No obstante, entre tanta maravilla se presentan algunos bemoles. Comienzo por los más superficiales: el casting. Es ostensible el afán de tener una presencia multirracial más que de fortalecer la verosimilitud (la elección de algunas actrices y algunos actores, en específico, me parece que la debilitan). Como sucede en el mundo de la publicidad es notable, además, el alejamiento de los parámetros de belleza que estaban en uso hace algunos años. No me parece grave el alejamiento, pero sí la voluntad demostrativa y un tanto forzada de tomar distancia de la épica para seguir las directrices de la corrección política y la onda woke. En algunos personajes el maniqueísmo no es menos ostentoso (verbigracia: Antínoo, tan manipulador como odioso; en contraposición el fiel porquero Eumeo); sobre todo si consideramos que Odiseo (re)presenta un amplio abanico moral.
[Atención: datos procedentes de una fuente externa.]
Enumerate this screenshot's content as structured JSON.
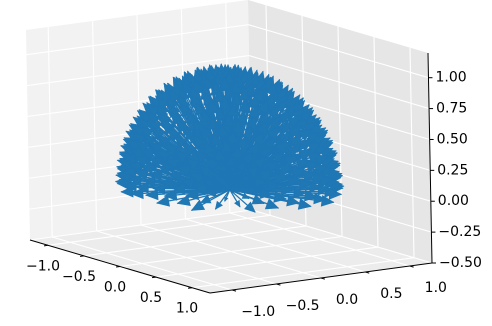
{
  "chart_data": {
    "type": "quiver3d",
    "title": "",
    "xlabel": "",
    "ylabel": "",
    "zlabel": "",
    "xlim": [
      -1.25,
      1.25
    ],
    "ylim": [
      -1.25,
      1.25
    ],
    "zlim": [
      -0.5,
      1.2
    ],
    "grid": true,
    "origin": [
      0,
      0,
      0
    ],
    "arrow_color": "#1f77b4",
    "arrow_count": 500,
    "arrow_length": 1.0,
    "arrow_direction": "unit vectors spread over the upper hemisphere (z >= 0)",
    "x_tick_labels": [
      "−1.0",
      "−0.5",
      "0.0",
      "0.5",
      "1.0"
    ],
    "y_tick_labels": [
      "−1.0",
      "−0.5",
      "0.0",
      "0.5",
      "1.0"
    ],
    "z_tick_labels": [
      "−0.50",
      "−0.25",
      "0.00",
      "0.25",
      "0.50",
      "0.75",
      "1.00"
    ],
    "x_ticks": [
      -1.0,
      -0.5,
      0.0,
      0.5,
      1.0
    ],
    "y_ticks": [
      -1.0,
      -0.5,
      0.0,
      0.5,
      1.0
    ],
    "z_ticks": [
      -0.5,
      -0.25,
      0.0,
      0.25,
      0.5,
      0.75,
      1.0
    ]
  }
}
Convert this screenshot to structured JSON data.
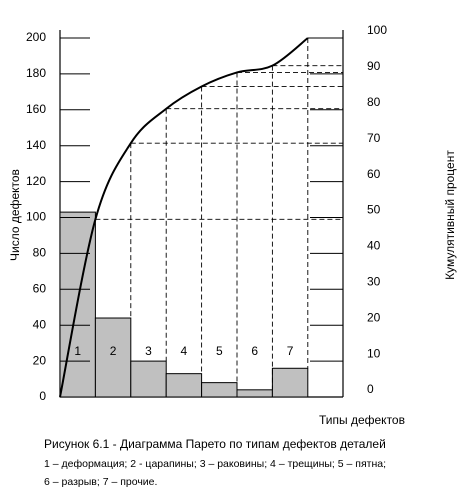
{
  "chart_data": {
    "type": "pareto",
    "y_label": "Число дефектов",
    "y2_label": "Кумулятивный процент",
    "x_label": "Типы дефектов",
    "caption": "Рисунок 6.1 - Диаграмма Парето по типам дефектов деталей",
    "legend_lines": [
      "1 – деформация; 2 -  царапины; 3 – раковины; 4 – трещины; 5 – пятна;",
      "6 – разрыв; 7 – прочие."
    ],
    "categories": [
      "1",
      "2",
      "3",
      "4",
      "5",
      "6",
      "7"
    ],
    "series": [
      {
        "name": "Число дефектов",
        "color": "#c0c0c0",
        "values": [
          103,
          44,
          20,
          13,
          8,
          4,
          16
        ]
      },
      {
        "name": "Кумулятивный процент",
        "color": "#000000",
        "axis": "y2",
        "values": [
          49.5,
          70.7,
          80.3,
          86.5,
          90.4,
          92.3,
          100
        ]
      }
    ],
    "ylim": [
      0,
      200
    ],
    "yticks": [
      0,
      20,
      40,
      60,
      80,
      100,
      120,
      140,
      160,
      180,
      200
    ],
    "y2lim": [
      0,
      100
    ],
    "y2ticks": [
      0,
      10,
      20,
      30,
      40,
      50,
      60,
      70,
      80,
      90,
      100
    ]
  }
}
Hay dos pasajes en particular que me parecen malogrados. El primero es el que tiene como protagonista a las sirenas. Éste es resuelto de forma más bien literaria, por medio del diálogo: no escuchamos a las sirenas y las vemos fuera de foco a una pudorosa distancia. (Es evidente, por otra parte, que Nolan evita cualquier dosis de erotismo o sexualidad, incluso cuando aparece Calipso, la seductora ninfa.) Después del fascinante despliegue audiovisual del que hemos sido testigos, resolver de esta forma (saber lo que pasa por lo que nos cuentan más que por lo que vemos y oímos) este célebre episodio es anticlimático. El otro es el que da cuenta del enfrentamiento de Odiseo con las decenas de pretendientes que asolan su palacio. El registro es importado de Batman: Odiseo, que receta golpes, flechazos y espadazos a diestra y siniestra, termina siendo un émulo de Bruce Wayne.
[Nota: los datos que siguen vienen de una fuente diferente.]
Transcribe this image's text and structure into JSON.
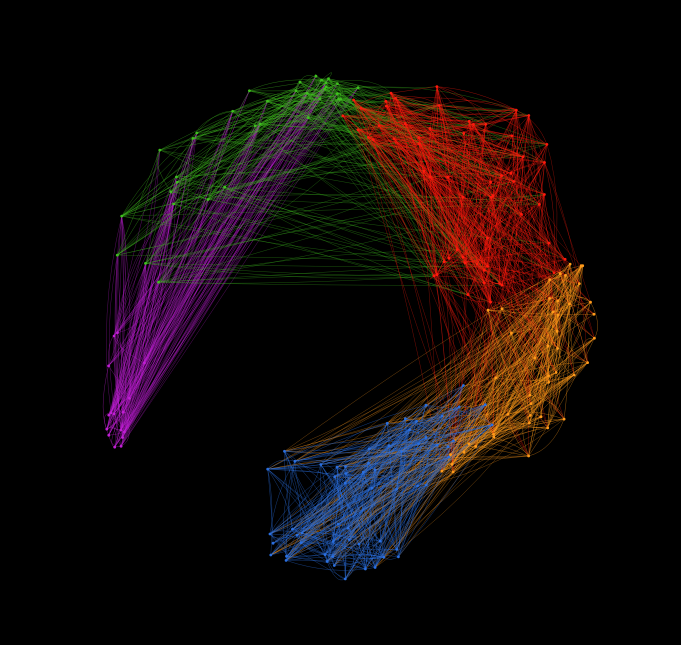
{
  "background": "#000000",
  "clusters": [
    {
      "name": "green",
      "color": "#3fbf1f",
      "nodes": 34,
      "edge_density": 0.55
    },
    {
      "name": "red",
      "color": "#ff1a0d",
      "nodes": 60,
      "edge_density": 0.6
    },
    {
      "name": "orange",
      "color": "#ff9a1a",
      "nodes": 46,
      "edge_density": 0.6
    },
    {
      "name": "blue",
      "color": "#2a6fe0",
      "nodes": 60,
      "edge_density": 0.65
    },
    {
      "name": "purple",
      "color": "#c21fd6",
      "nodes": 16,
      "edge_density": 0.6
    }
  ]
}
El discurso, para terminar, es evidentemente moldeado para los tiempos que corren (y no sólo por la aludida corrección política). Odiseo es un jefe que se aleja de las leyes, de las decentes normas de convivencia, para convertirse en un bandolero, un saqueador y un manipulador que no duda en arriesgar la vida de los suyos aun cuando sabe la suerte que les espera. El reconocimiento del daño que ha provocado sólo le hace vislumbrar un futuro de expiación. Hay más de un speech que tiene claramente como destinatarios a algunos dirigentes actuales que se han alejado de la legalidad y transitan con desparpajo por la inmoralidad. Las buenas intenciones de este decir, sin embargo, me parece que caerán en saco roto: ni Trump, ni Netanyahu, ni Rutte, ni Putin, ni Jinping, ni Zelenski, ni Jamenei, se reconocerán en el Odiseo espejo. No verán en ese espejito espejito toda la mezquindad que los habita y el daño que han provocado, mucho menos dejarán de hacer lo que hacen. No sólo porque no tienen la inteligencia y sagacidad de Odiseo (algunos de ellos son bastante lerdos) sino porque no poseen capacidad reflexiva y la voluntad de tomar nota de sus fechorías. De todos modos, gracias Christopher. Ya será para cuando la humanidad produzca dirigentes a la altura de este héroe homérico (es decir, nunca).